Pure Informatique propose des formations permettant aux gestionnaires de Spas de mieux analyser et optimiser leurs données.
Pure Informatique propose des formations permettant aux gestionnaires de Spas de mieux analyser et optimiser leurs données.

Une fois ces indicateurs identifiés, comment les croiser pour en tirer un plan d’actions concret et à quel rythme les regarder ?

J.N. : L’enjeu n’est pas de tout analyser en permanence mais de se concentrer sur les bons signaux, au bon rythme. Les KPIs ne doivent pas uniquement servir à comprendre le passé : ils doivent aussi permettre d’anticiper l’activité future et d’ajuster les ressources, les horaires ou les actions commerciales.
Sur la base des données consolidées des établissements que Pure Informatique accompagne, voici les repères qui se dégagent.
Le taux d’occupation du personnel, durablement inférieur à 70 %, peut révéler une sous-utilisation des équipes et invite à revoir l’attractivité ou l’organisation. Le taux d’occupation des cabines, inférieur à 30 %, peut interroger le dimensionnement de l’offre ou le modèle opérationnel. Ce taux dépasse rarement 50 % en raison des variations de fréquentation. S’il est faible, il peut être pertinent de revoir l’attractivité, les créneaux proposés, le mix de prestations et de mener des actions marketing. S’il est élevé, il devient judicieux d’optimiser les créneaux creux et revoir sa politique tarifaire. Le taux de conversion client, quant à lui, est particulièrement pertinent pour les établissements proposant des cures ou abonnements. Il permet de mesurer la capacité à transformer un client ponctuel en client fidélisé sur la durée. Le taux de retail après soin évalue la transformation d’une prestation en vente de produits : s’il est faible, il faut renforcer la formation ou adapter l’offre. Le taux de capture de clientèle, pour les Spas hôteliers, mesure le pourcentage de clients de l’hôtel utilisant le Spa et permet d’ajuster les créneaux mis à disposition de la clientèle extérieure.
Enfin, la fréquence d’analyse doit rester adaptée à la capacité d’action de l’établissement : des contraintes organisationnelles peuvent limiter la mise en œuvre des actions identifiées.

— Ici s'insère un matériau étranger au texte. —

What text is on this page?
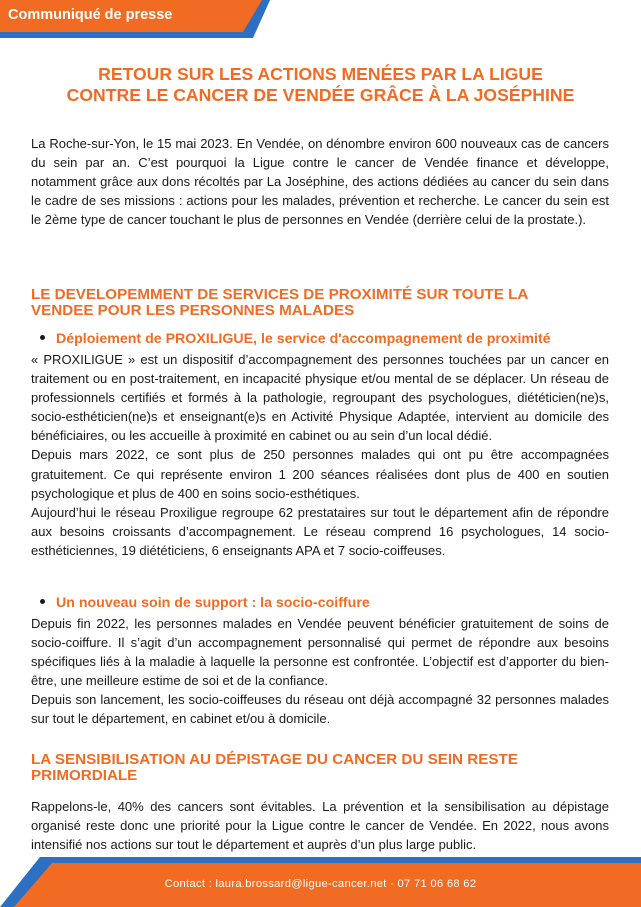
Communiqué de presse
RETOUR SUR LES ACTIONS MENÉES PAR LA LIGUE
CONTRE LE CANCER DE VENDÉE GRÂCE À LA JOSÉPHINE
La Roche-sur-Yon, le 15 mai 2023. En Vendée, on dénombre environ 600 nouveaux cas de cancers du sein par an. C’est pourquoi la Ligue contre le cancer de Vendée finance et développe, notamment grâce aux dons récoltés par La Joséphine, des actions dédiées au cancer du sein dans le cadre de ses missions : actions pour les malades, prévention et recherche. Le cancer du sein est le 2ème type de cancer touchant le plus de personnes en Vendée (derrière celui de la prostate.).
LE DEVELOPEMMENT DE SERVICES DE PROXIMITÉ SUR TOUTE LA
VENDEE POUR LES PERSONNES MALADES
Déploiement de PROXILIGUE, le service d'accompagnement de proximité

« PROXILIGUE » est un dispositif d’accompagnement des personnes touchées par un cancer en traitement ou en post-traitement, en incapacité physique et/ou mental de se déplacer. Un réseau de professionnels certifiés et formés à la pathologie, regroupant des psychologues, diététicien(ne)s, socio-esthéticien(ne)s et enseignant(e)s en Activité Physique Adaptée, intervient au domicile des bénéficiaires, ou les accueille à proximité en cabinet ou au sein d’un local dédié.

Depuis mars 2022, ce sont plus de 250 personnes malades qui ont pu être accompagnées gratuitement. Ce qui représente environ 1 200 séances réalisées dont plus de 400 en soutien psychologique et plus de 400 en soins socio-esthétiques.

Aujourd’hui le réseau Proxiligue regroupe 62 prestataires sur tout le département afin de répondre aux besoins croissants d’accompagnement. Le réseau comprend 16 psychologues, 14 socio-esthéticiennes, 19 diététiciens, 6 enseignants APA et 7 socio-coiffeuses.

Un nouveau soin de support : la socio-coiffure

Depuis fin 2022, les personnes malades en Vendée peuvent bénéficier gratuitement de soins de socio-coiffure. Il s’agit d’un accompagnement personnalisé qui permet de répondre aux besoins spécifiques liés à la maladie à laquelle la personne est confrontée. L’objectif est d’apporter du bien-être, une meilleure estime de soi et de la confiance.

Depuis son lancement, les socio-coiffeuses du réseau ont déjà accompagné 32 personnes malades sur tout le département, en cabinet et/ou à domicile.

LA SENSIBILISATION AU DÉPISTAGE DU CANCER DU SEIN RESTE
PRIMORDIALE
Rappelons-le, 40% des cancers sont évitables. La prévention et la sensibilisation au dépistage organisé reste donc une priorité pour la Ligue contre le cancer de Vendée. En 2022, nous avons intensifié nos actions sur tout le département et auprès d’un plus large public.
Contact : laura.brossard@ligue-cancer.net · 07 71 06 68 62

Jérémie NAVARRO Directeur chez Pure Informatique

« Un bon indicateur ne se regarde pas : il se comprend, puis il se transforme en décision. » 

Jérémie Navarro
Directeur général de Pure Informatique

 

On entend de plus en plus parler de « pricing dynamique » dans l’univers du Spa. Qu’est-ce que c’est et que pensez-vous de la pertinence de cette stratégie pour un directeur de Spa ?

J.N. : Le « pricing dynamique » consiste à faire varier le prix d’un soin, notamment à la hausse lorsque la demande est forte, comme dans l’hôtellerie ou l’aérien. Sur le papier, cela permet d’optimiser le chiffre d’affaires, mais dans un Spa, cette stratégie soulève une vraie question d’expérience client.
Le Spa est une parenthèse luxueuse, mais surtout un lieu de déconnexion et de lâcher prise : une tarification fluctuante peut générer de l’incompréhension, de la frustration et dégrader le ressenti premium et relaxant. Elle peut aussi créer des tensions pour les équipes d’accueil qui doivent gérer ces situations dès le premier contact client. Plutôt que d’augmenter les prix en période de forte demande, une approche plus vertueuse consiste à afficher un prix maximal et à réduire le tarif en période creuse. Cela préserve la perception de valeur tout en lissant l’activité sans dégrader l’expérience client.